Combined effects of AGR and PSR on gastric network output
Because a moderately activated AGR acts principally through its excitation of the CG interneuron (see above and Fig. 10A), whereas PSR excites GI, it was reasonable to predict that a conjoint activation of the two receptors should lead to a coactivation of the projection neurons, which in turn would elicit a switch in gastric circuit output to the type 2 pattern seen in Figure 2C. That this was indeed the case is illustrated in Figure 5, in which an intrasomatically recorded AGR was stimulated with repetitive depolarizing current pulses (for 4 s every 8 s) to elicit rhythmic firing at moderate frequencies (<20 Hz) to drive a type 1 motor burst pattern (Fig. 5A1, left ellipse). In this typical AGR-evoked pattern, nerve-recorded GM motoneurons fired in phase with the activated receptor discharge, whereas the LPG motoneurons fired bursts in antiphase. This can be further seen at the beginning of the cycle-by-cycle plots in Figure 5B, in which the phases of successive GM and LPG burst onsets relative to the beginning of each AGR stimulation were measured in the recording sequence of Figure 5A. With AGR stimulation alone, the mean phase value for LPG burst onsets was 0.61 ± 0.02 (Fig. 5B, top dotted line), whereas that of GM bursts was 0.02 ± 0.01 (bottom dotted line). When a psn was additionally stimulated (10 Hz, 4 s every 8 s) in synchrony with AGR, within two stimulus cycles the motor burst phase relations had changed to the type 2 pattern, in which LPG motoneurons now fired bursts simultaneously with GM (Fig. 5A1, right ellipse), resulting in similar phase values at ∼0 (Fig. 5B). This pattern persisted throughout the paired receptor activation, but the burst phase relationships returned immediately to the type 1 version when psn stimulation ceased (Fig. 5A2,B). These influences of combined receptor stimulation were therefore compatible with a coactivation of the two projection neurons via synaptic pathways summarized in Figure 5C, which specifically involved an AGR-elicited, CG-mediated excitation of the LPG and GM motoneurons in parallel with an AGR/PSR-elicited, GI-mediated inhibition of the LG–MG neurons (as in Fig. 2C).
Prolonged influences of PSR on sensorimotor integration
In addition to the transient effects of combined AGR and PSR on the gastric motor network, sustained actions of psn input, which could last for up to a minute or more, were evident at higher intensities of stimulation that again involved receptor influences on the GI and CG interneurons.
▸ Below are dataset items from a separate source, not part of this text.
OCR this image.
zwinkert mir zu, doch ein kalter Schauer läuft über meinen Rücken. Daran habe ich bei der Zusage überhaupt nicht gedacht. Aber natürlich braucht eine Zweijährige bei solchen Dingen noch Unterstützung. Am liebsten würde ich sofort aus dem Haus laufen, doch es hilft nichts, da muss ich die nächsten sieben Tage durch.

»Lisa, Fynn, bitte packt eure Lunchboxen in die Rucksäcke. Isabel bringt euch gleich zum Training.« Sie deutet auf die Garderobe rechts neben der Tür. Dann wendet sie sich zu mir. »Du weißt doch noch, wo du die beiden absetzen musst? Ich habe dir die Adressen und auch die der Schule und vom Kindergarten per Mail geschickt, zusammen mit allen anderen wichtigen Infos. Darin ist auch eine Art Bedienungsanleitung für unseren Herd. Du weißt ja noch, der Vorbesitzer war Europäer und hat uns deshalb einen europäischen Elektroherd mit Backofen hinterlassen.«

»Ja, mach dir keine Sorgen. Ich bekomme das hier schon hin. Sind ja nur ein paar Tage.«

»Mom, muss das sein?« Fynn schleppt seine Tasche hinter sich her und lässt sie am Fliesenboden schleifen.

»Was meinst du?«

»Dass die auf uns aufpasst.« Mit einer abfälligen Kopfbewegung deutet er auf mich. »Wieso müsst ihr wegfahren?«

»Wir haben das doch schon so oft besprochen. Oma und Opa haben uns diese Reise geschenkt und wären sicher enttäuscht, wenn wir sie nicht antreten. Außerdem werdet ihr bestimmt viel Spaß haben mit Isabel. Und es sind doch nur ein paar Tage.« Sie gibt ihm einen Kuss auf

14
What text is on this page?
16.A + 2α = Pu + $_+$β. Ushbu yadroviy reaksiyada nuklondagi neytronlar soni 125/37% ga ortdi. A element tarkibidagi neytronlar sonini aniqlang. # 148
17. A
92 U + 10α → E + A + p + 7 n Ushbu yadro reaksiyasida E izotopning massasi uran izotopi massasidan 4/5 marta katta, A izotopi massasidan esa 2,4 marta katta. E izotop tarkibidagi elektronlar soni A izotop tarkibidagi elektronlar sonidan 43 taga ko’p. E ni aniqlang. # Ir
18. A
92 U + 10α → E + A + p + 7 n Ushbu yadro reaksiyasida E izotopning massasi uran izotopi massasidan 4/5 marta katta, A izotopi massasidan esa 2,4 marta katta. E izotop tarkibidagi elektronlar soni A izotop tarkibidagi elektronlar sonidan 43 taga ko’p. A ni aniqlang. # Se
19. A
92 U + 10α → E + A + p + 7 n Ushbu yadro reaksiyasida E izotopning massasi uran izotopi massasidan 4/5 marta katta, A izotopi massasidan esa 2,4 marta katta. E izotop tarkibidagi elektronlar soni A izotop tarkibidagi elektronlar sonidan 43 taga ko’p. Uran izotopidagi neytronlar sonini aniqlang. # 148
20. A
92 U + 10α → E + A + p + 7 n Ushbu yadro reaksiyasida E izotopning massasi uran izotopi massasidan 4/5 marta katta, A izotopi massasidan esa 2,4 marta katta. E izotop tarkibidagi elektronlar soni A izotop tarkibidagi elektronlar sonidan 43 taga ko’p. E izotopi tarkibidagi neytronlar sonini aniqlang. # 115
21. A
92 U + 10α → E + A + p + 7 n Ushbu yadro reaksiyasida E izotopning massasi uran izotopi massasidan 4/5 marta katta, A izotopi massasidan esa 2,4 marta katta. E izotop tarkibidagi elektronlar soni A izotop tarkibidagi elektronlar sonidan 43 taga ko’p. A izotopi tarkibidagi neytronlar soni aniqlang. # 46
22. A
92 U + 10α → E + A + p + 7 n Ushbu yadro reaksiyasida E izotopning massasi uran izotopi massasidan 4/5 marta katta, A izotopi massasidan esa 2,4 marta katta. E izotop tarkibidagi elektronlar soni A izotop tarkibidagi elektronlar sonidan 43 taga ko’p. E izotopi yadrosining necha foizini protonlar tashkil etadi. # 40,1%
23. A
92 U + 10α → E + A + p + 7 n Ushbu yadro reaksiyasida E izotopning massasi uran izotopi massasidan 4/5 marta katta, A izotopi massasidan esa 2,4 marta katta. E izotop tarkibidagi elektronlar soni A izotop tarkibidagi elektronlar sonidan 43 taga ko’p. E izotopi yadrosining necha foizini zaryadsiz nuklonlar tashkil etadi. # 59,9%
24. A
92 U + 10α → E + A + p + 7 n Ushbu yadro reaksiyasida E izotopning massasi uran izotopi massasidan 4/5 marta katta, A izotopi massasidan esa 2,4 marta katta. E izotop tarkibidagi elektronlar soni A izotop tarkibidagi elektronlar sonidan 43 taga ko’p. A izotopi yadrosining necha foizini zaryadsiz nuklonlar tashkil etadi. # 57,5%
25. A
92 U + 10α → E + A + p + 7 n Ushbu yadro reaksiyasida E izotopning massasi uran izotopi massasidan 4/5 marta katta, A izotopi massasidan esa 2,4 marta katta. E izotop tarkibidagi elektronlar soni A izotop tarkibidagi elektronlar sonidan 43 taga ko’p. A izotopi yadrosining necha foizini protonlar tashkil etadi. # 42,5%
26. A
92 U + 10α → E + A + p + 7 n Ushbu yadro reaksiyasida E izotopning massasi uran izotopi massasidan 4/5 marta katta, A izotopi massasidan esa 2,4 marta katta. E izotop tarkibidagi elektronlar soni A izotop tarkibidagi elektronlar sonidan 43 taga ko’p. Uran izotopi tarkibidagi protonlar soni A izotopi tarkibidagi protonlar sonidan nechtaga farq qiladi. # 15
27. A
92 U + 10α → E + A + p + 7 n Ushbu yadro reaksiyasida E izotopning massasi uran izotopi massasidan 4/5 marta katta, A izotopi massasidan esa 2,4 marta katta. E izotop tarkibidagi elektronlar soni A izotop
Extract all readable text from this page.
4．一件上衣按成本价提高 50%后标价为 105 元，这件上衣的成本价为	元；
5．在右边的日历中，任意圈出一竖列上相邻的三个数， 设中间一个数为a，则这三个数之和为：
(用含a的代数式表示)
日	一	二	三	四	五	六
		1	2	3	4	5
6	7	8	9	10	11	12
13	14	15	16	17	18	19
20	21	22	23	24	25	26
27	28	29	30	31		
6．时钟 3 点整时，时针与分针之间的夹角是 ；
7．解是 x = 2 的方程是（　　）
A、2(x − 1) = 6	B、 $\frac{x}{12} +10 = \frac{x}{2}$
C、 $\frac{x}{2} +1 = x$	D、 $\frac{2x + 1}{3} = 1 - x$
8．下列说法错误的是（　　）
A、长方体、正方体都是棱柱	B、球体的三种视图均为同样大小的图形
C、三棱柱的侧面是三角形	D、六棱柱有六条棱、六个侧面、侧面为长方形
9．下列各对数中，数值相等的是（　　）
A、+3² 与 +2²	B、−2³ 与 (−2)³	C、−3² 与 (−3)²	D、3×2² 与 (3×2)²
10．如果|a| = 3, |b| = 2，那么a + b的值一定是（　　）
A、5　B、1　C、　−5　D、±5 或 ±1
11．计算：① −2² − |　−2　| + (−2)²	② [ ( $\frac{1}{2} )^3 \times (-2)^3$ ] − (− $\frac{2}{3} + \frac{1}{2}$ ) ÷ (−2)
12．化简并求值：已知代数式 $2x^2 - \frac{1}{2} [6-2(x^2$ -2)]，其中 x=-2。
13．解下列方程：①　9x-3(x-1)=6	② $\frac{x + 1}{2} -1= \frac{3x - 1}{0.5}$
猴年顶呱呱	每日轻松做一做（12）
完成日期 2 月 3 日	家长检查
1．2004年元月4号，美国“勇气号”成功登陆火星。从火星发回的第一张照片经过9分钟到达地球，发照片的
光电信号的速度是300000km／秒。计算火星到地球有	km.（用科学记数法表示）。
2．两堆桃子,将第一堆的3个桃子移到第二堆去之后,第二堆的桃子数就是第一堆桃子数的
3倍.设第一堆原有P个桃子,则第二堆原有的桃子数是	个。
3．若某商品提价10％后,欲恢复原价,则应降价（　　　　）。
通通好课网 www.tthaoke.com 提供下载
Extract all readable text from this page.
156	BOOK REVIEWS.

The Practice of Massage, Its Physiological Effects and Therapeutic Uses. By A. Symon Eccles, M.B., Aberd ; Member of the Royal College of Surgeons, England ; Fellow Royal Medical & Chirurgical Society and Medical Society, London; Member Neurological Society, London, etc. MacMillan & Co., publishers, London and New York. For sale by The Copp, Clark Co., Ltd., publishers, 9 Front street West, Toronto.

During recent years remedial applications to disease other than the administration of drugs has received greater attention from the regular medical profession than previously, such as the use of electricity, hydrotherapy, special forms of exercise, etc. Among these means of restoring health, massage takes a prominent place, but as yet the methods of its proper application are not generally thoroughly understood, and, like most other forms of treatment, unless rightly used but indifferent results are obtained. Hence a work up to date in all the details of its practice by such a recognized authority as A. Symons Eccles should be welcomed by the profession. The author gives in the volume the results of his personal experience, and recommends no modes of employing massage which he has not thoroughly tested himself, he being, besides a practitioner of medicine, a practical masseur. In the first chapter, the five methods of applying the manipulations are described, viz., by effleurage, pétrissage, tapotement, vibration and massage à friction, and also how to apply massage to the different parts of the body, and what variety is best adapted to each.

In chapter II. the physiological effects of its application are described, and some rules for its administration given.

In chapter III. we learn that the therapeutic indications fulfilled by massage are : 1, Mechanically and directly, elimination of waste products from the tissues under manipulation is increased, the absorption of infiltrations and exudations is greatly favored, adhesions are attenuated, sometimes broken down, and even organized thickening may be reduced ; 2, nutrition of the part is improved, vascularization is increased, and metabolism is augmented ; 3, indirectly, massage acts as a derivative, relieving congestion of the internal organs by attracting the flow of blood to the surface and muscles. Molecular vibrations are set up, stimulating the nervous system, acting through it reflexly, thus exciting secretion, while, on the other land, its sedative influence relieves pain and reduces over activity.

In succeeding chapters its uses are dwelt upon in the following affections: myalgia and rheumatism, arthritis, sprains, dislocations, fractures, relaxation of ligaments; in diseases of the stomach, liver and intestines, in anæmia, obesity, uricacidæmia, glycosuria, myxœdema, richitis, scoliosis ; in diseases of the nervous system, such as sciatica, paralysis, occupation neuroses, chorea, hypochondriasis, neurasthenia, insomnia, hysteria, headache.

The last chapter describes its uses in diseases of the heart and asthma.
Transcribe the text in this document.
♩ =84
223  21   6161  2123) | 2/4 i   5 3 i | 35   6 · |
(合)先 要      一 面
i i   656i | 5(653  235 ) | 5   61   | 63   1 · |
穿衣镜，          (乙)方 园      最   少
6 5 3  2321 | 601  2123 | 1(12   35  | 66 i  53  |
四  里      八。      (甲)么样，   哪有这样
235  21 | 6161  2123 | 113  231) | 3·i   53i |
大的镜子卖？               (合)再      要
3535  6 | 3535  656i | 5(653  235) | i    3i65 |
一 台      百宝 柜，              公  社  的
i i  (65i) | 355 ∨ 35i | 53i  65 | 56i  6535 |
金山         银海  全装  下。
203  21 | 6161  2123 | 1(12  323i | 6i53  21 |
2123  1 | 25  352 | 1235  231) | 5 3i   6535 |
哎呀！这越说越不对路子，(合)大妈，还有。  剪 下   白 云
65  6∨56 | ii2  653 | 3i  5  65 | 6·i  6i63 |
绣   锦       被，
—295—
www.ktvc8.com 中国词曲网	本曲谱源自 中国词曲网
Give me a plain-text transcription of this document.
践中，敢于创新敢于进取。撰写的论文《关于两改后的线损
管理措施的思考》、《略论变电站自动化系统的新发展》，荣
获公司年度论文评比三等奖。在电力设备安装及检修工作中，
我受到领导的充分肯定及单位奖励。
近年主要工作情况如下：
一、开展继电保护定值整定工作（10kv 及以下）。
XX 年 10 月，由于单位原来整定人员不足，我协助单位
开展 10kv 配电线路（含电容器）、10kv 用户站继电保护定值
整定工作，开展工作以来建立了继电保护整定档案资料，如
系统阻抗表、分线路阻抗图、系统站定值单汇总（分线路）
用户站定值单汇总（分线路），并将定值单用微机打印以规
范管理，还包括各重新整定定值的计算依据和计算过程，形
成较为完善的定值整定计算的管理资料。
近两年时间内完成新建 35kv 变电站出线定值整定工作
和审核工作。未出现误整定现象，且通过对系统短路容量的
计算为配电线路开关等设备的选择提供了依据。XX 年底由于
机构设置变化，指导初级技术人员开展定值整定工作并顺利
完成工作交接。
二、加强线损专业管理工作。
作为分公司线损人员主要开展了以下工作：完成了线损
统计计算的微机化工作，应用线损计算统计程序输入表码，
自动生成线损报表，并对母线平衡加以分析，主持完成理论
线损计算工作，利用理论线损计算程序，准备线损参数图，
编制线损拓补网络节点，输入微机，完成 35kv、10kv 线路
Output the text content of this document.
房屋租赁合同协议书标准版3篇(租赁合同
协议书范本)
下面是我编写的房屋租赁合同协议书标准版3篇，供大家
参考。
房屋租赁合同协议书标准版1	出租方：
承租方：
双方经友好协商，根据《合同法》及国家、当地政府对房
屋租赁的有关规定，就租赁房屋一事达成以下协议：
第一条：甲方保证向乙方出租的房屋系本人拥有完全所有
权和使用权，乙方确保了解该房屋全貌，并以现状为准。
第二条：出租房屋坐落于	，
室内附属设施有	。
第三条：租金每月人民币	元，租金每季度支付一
As seen in the simultaneous intracellular recordings of the projection neurons in Figure 6A, and in accordance with Figure 4A, a single stimulus train (now at 20 Hz) applied to the ipsilateral psn caused GI and CG to depolarize and hyperpolarize, respectively. However, after the termination of sensory nerve stimulation, the membrane potential (and firing frequencies) of the two projection neurons returned only slowly over the ensuing several seconds (12 ± 5 s; n = 5 trials in this experiment) to their original levels. As a consequence of this long-lasting PSR influence, the relative levels of spiking activity in the two interneurons, which was higher in CG than GI before psn stimulation, switched so that the GI interneuron now became the more active during and after the psn stimulation. In the example of Figure 6A, the control firing frequencies of CG and GI were 23 and 1.5 Hz, respectively, whereas during the 2 s epoch immediately after the psn stimulation, the mean firing rate of CG was 15 Hz, whereas that of GI remained at an elevated 45 Hz.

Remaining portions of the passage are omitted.